Hansard is an artist, and one too experienced toforgo major creative opportunities. The cover artwork features the silhouetted Irishman in profile against a light blue sky of ambiguous hour. It’s in fact a sunrise, previewing the pre-dawn sadness of the opening track, which otherwise feels out of place against the muted mournfulness of the album.

When “Didn’t He Ramble” picks up, it soars to impressive heights. The pop-folksy musician succeeds by tapping into the rich creative reservoirs that first nourished him: an ambitiousness from the cinema, heard on pompous tracks like “Winning Streak”; and a rusticly straight from the streets of the Emerald Isle in dancing tunes like “Lowly Deserter.” The fiddle duet fading out “McCormack’s Wall” gives a voice to the ethnic sensibility Hansard’s audience has come to expect.

Hansard flaunts the Irish tricolor proudly, despite the entry of American sounds into his repertoire over the years. Many of the album’s best tracks toe the line between the two countries and their unique sonic lineages. “Just to be the One” floats in melodies of a faraway sadness, like a gray Irish overcast day. Other tracks like “My Little Ruin” offer softer, more timorous rock more in sync with early Coldplay than The Clancey Brothers. “Her Mercy” is one such delight of pure Americana. The song plays on brash and manifold instrumentation that might have filled Shea Stadium had Glen Hansard the advantage of time.

The record’s rare misses, particularly the slow and forgettable “Wedding Ring,” overindulge Hansard’s inclination to display the fullest range of his musicianship. The track, second on “Didn’t He Ramble,” offers a much-needed reprieve from the sullen opening.

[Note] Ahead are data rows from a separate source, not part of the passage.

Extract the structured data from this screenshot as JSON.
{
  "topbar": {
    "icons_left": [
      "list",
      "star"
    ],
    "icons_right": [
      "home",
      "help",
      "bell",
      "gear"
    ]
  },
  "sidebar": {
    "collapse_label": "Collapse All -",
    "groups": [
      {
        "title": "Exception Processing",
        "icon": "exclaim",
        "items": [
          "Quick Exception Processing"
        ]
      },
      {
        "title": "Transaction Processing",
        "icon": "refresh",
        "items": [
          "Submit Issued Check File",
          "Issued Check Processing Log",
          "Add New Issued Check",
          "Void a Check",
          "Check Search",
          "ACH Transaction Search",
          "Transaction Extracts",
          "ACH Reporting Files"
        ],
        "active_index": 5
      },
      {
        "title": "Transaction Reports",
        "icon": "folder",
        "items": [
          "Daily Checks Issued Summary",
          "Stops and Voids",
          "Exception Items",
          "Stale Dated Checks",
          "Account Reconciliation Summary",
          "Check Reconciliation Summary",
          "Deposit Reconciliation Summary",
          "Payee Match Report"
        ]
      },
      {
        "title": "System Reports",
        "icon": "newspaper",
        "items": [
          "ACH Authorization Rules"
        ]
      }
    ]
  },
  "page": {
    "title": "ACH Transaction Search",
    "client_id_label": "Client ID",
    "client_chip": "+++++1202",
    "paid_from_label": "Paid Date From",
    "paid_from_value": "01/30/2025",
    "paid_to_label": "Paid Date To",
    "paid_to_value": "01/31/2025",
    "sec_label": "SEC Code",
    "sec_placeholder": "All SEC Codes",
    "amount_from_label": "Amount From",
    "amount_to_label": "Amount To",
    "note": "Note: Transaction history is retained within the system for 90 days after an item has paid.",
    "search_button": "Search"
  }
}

It only treads too lightly, whimpering dejectedly when the weary listener requires a wake-up shout.

“Stay the Road” bookends the album with buoyancy, a stripped-down acoustic ballad that returns to the basics. Here Hansard’s found the raw vigor that lends the album life, the confidence in misfortune that makes the album title a declarative and not an interrogative.

He has, by now, toured the world over, lit silver screens from London to Beijing, and blazed an unlikely path toward stardom. But he didn’t ramble then, and isn’t ranting now. And though the work is not perfectly engineered for the hometown audience, Hansard conveys the pathos unique to a son of Erin.